The newest member of the Centralia Police Department was introduced to the public during Tuesday’s city council meeting in the Hub City.
Pax, a 15-month-old male Belgian malinois, will serve alongside Centralia Police officer Ruben Ramirez.
Pax replaces Ramirez’s former partner, Lobo, a German shepherd who was retired from service in September and now lives at home with Ramirez. Lobo had served as a Centralia Police K9 since 2010 but was forced into retirement due to an unknown medical condition that has caused him to lose control of his hind legs. During their time together, Ramirez and Lobo were deployed more than 200 times and caught at least 84 suspects.
When it was determined that Lobo would have to be retired, Centralia Police Chief Carl Nielsen began searching for a replacement. Pax was bred in Europe and selected by Nielsen and his wife Jan personally.
“He is a lover but he is also a worker,” Nielsen said. “For those that were around Ruben and Lobo, he is a completely different dog. Ruben is having a great time. It’s hard to get the smile off his face because Ruben can actually take this dog and people can pet him and all kinds of stuff.”
K9 Pax was brought to Lewis County at the same time as Tiesto, another male Belgian malinois that has joined Chehalis police officer Warren Ayers as a replacement for his former K9 partner, Reign, who died from an unexplained medical event last year.
Chief Nielsen and his wife Jan, who run Code 4 Canine, LLC, hand picked both dogs from breeders in Europe, noting that European police dogs tend to be healthier and more prone to working. Chief Nielsen noted that his wife has been instrumental in implementing the six-week training program required for both dogs.
That six-week training regimen was just recently completed, and K9 Pax has wasted little time making himself useful to his department since he joined the force. Nielsen noted that just days ago, Pax helped to recover 15 pounds of heroin during a traffic stop and added that he’d previously helped to locate a suspect armed with a knife who was hiding in a crawl space. Then, on Wednesday, Pax found himself putting in work with JNET in a drug related raid.
“These dogs are out here to keep our officers safe and our community safe,” said Nielsen. “Pax and Ruben are out on the street. If you see them out cruising around he’ll be more than happy to stop and get the dog out.”
The dogs were purchased using funds donated by a pair of anonymous donors from the Twin Cities, and the Nielsens donated their training efforts in order to quickly get police dogs back on the streets of Lewis County since the Lewis County Sheriff’s Office’s K9 Axel, handled by Deputy Rick VanWyck, was previously the only dog on duty.

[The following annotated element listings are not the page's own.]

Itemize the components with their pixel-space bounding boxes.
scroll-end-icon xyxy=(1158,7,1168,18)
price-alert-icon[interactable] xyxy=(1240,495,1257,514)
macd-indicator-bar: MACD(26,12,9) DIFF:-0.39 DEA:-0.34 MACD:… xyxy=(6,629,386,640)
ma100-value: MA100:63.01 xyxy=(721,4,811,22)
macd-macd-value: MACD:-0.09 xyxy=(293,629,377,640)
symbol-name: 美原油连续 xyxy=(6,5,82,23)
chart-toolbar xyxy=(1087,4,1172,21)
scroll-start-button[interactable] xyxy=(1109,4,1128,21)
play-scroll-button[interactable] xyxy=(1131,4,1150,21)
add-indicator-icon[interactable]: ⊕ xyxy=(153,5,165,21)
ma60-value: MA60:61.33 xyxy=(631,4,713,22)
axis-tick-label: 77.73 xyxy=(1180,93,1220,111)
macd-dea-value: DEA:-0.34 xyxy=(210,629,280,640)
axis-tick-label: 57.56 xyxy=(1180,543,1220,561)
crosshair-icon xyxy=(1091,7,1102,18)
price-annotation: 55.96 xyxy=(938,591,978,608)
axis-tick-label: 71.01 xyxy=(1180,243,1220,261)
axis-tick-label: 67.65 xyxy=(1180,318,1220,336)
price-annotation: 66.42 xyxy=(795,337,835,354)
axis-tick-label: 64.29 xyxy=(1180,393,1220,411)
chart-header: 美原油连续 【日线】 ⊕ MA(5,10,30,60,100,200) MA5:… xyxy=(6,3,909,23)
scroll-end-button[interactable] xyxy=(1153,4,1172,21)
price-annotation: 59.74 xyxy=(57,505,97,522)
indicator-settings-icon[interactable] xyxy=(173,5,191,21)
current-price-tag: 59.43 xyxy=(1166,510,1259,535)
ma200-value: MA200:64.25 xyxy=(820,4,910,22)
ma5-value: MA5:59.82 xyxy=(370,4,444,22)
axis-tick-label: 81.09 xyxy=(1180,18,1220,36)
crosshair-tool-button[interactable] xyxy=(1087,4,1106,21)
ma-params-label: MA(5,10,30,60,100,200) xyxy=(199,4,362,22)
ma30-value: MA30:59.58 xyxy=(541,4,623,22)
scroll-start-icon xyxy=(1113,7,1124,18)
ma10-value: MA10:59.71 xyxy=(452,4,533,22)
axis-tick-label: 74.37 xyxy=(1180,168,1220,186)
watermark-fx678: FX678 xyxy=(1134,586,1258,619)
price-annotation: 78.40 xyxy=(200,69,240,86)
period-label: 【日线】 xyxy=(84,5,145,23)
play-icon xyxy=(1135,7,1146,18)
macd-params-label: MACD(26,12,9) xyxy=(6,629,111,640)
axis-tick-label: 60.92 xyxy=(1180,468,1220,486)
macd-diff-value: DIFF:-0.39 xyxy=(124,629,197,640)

During Tuesday night’s introductions, K9 Pax was so excited to meet Mayor Lee Coumbs that he put two feet up on the council bench and knocked the mayor’s nameplate to the floor as Coumbs extended his hand.
“I guess he didn’t like the mayor vote,” joked a voice in the crowd.
That sort of exuberance came as no surprise to Ramirez who said his arms were sore for two days after trying to control K9 Pax during recent policing shifts.
“He’s a lot younger dog than I’m used to, so you’re going through the puppy pains. Because he’s a young dog, he’s still got a lot of maturing to do,” Ramirez told The Chronicle in December.